Herausgekommen ist eine 60-Seiten-Broschüre mit dem Titel “Auswirkungen des demografischen Wandels im Einwanderungsland Deutschland”. Sie bestätigt, was man mit Zahlen alles so ausrechnen kann. Aber macht sie klüger? Zeigt sie überhaupt einen Weg, wie die Bundesrepublik künftig mit Zuwanderung umgehen kann? Oder umgehen sollte, damit etwas Gescheites dabei herauskommt?

Letzteres eindeutig noch nicht. Aber die Zahlen sind natürlich wichtig. Denn wenn die Bundesrepublik ein wettbewerbsfähiges Land bleiben soll, wird sie um die Zuwanderung von Arbeitskräften und klugen Köpfen nicht umhin kommen. Die anderen europäischen Staaten übrigens auch nicht. Sie haben dasselbe Problem: viel zu niedrige Geburtenraten. Und noch ein anderes obendrauf: Sie sind in der Regel alle von einem extrem neoliberalen Wirtschaftsdenken beherrscht, das echte Gestaltungshorizonte über den nächsten Quartalsbericht oder das Wirtschaftsjahr hinaus nicht zulassen. So dass das Thema Demografische Entwicklung in der Regel völlig unberührt neben dem Thema Wirtschaftsentwicklung steht. Als hätten sie nichts miteinander zu tun.

Übrigens auch in Sachsen. Aber wie will man ratlosen Menschen auf der Straße den Wirtschaftsfaktor Zuwanderung erklären, wenn das im Demografie-Denken der Staatsregierung gar nicht vorkommt? Wenn man noch immer ein Staatsgebilde plant, dem über die nächsten zehn Jahre spekulativ eine halbe Million Einwohner verloren gehen und Wachstum überhaupt nicht gedacht wird?

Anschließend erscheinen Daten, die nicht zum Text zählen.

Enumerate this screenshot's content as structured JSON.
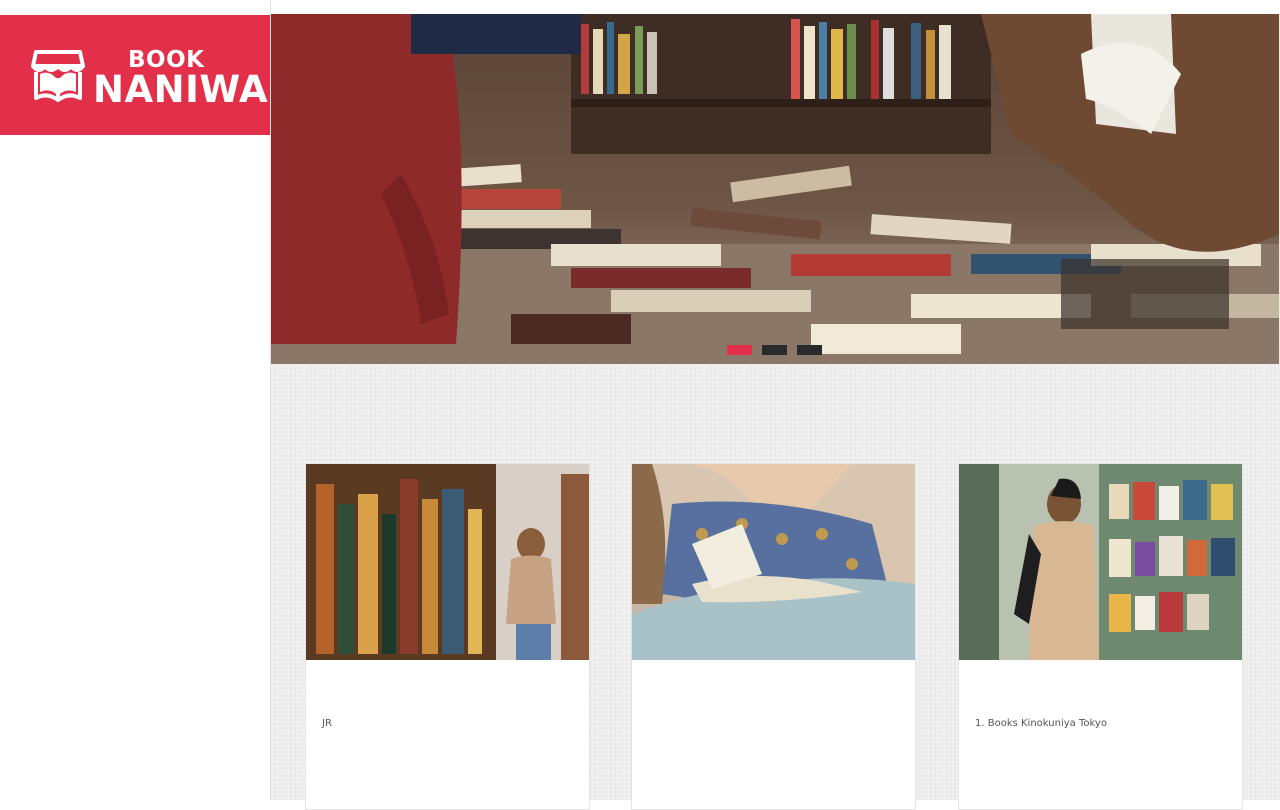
{
  "logo": {
    "line1": "BOOK",
    "line2": "NANIWA",
    "brand_color": "#e3304a"
  },
  "nav": {
    "items": [
      {
        "label": ""
      },
      {
        "label": ""
      },
      {
        "label": ""
      },
      {
        "label": ""
      },
      {
        "label": ""
      },
      {
        "label": ""
      }
    ]
  },
  "hero": {
    "caption": "",
    "slides": [
      {
        "active": true
      },
      {
        "active": false
      },
      {
        "active": false
      }
    ],
    "active_color": "#e3304a"
  },
  "section": {
    "title": ""
  },
  "articles": [
    {
      "title": "",
      "excerpt": "JR"
    },
    {
      "title": "",
      "excerpt": ""
    },
    {
      "title": "",
      "excerpt": "1. Books Kinokuniya Tokyo "
    }
  ]
}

Das Ergebnis ist natürlich genau die herrschende Ratlosigkeit, die derzeit das ganze Land lähmt.

Die ifo-Rechner um Prof. Dr. Marcel Thum, der die Dresdner Niederlassung des ifo Instituts leitet, benennen das Thema Fachkräftezuwanderung durchaus in einem eigenen Kapitel, auch wenn sie sich vor allem auf das konzentrieren (und damit dutzende Seiten füllen), was die sächsische Staatsregierung unter Demografie versteht: Überalterung, steigende Kosten für Sozial- und Rentenkassen, und auch zunehmend Pflegefälle von einstigen Migranten.

Das kontrastiert natürlich extrem mit der Feststellung des enormen Bedarfs an zuwandernden Arbeitskräften.

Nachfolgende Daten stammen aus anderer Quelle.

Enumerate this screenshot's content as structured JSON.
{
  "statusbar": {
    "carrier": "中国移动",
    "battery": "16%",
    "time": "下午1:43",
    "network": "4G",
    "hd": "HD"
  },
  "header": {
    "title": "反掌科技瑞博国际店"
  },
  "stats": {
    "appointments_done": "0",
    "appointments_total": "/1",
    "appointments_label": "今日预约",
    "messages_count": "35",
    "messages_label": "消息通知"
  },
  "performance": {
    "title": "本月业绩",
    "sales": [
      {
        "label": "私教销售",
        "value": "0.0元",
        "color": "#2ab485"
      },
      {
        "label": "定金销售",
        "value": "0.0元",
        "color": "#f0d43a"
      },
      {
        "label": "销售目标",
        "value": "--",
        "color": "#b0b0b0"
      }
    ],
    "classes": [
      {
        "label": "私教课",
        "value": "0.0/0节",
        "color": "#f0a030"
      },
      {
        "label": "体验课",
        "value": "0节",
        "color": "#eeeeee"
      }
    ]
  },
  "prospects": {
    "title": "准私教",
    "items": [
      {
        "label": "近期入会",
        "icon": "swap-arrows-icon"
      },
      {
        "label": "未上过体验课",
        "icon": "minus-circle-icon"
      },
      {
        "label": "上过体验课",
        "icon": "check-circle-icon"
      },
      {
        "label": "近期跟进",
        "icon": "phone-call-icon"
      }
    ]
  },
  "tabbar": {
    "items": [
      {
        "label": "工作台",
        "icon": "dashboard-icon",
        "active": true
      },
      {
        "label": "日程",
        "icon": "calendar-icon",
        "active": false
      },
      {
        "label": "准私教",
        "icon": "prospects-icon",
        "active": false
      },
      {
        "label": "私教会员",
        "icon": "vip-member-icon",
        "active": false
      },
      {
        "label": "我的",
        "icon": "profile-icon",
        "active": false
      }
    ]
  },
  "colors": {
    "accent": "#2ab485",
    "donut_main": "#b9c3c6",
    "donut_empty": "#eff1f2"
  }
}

Das sind eigentlich die bekannten Zahlen: Ohne Zuwanderung schmilzt die Bevölkerung in Deutschland dahin wie Schnee an der Sonne – von 82 Millionen auf ungefähr 60 Millionen im Jahr 2060, über ein Drittel davon im Rentenalter. Eine echte Greisenrepublik mit verödeten Dörfern.

Zuwanderung gibt es freilich. Die kommt aber vor allem aus anderen EU-Staaten: aus Polen, Tschechien, Ungarn, Spanien, Frankreich, Großbritannien. Die europäischen Länder stehen alle in einem direkten Wettbewerb um gut ausgebildete Fachkräfte. Sie profitieren in der Regel von der in der EU herrschenden Freizügigkeit. Und Deutschland hätte dabei durchaus gute Karten, seinen Fachkräftebedarf künftig zu decken (und auch klugen wissenschaftlichen Nachwuchs zu gewinnen), wenn das nicht just gleichzeitig die wichtigsten europäischen Märkte schwächen würde. Der größte Exportpartner der Bundesrepublik ist die EU. Erwähnt der Bericht in diesem Fall zwar nicht, ist aber wichtig zu wissen.

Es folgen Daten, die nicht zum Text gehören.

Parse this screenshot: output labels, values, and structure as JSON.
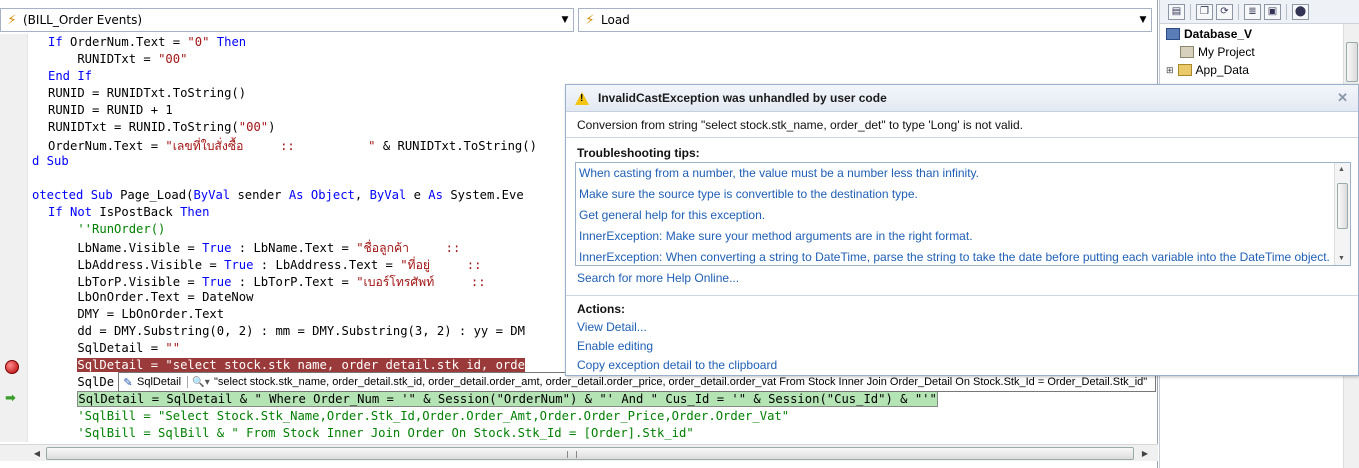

Völlig anders wird Zuwanderung aus Drittstaaten behandelt. Die es auch gibt, aber eben leider nicht über ein sinnvolles Einwanderungsgesetz, das auch die Zuwanderung in Arbeit regeln würde. Das Ergebnis ist: Die meisten Menschen aus Drittstaaten haben nur die Chance, über das Asylgesetz ins Land zu kommen, womit sie eben nicht als künftige Arbeitskräfte begrüßt werden und einen unbürokratischen Zugang zum Arbeitsmarkt bekommen, sondern als “Last” für die deutschen Sozialsysteme.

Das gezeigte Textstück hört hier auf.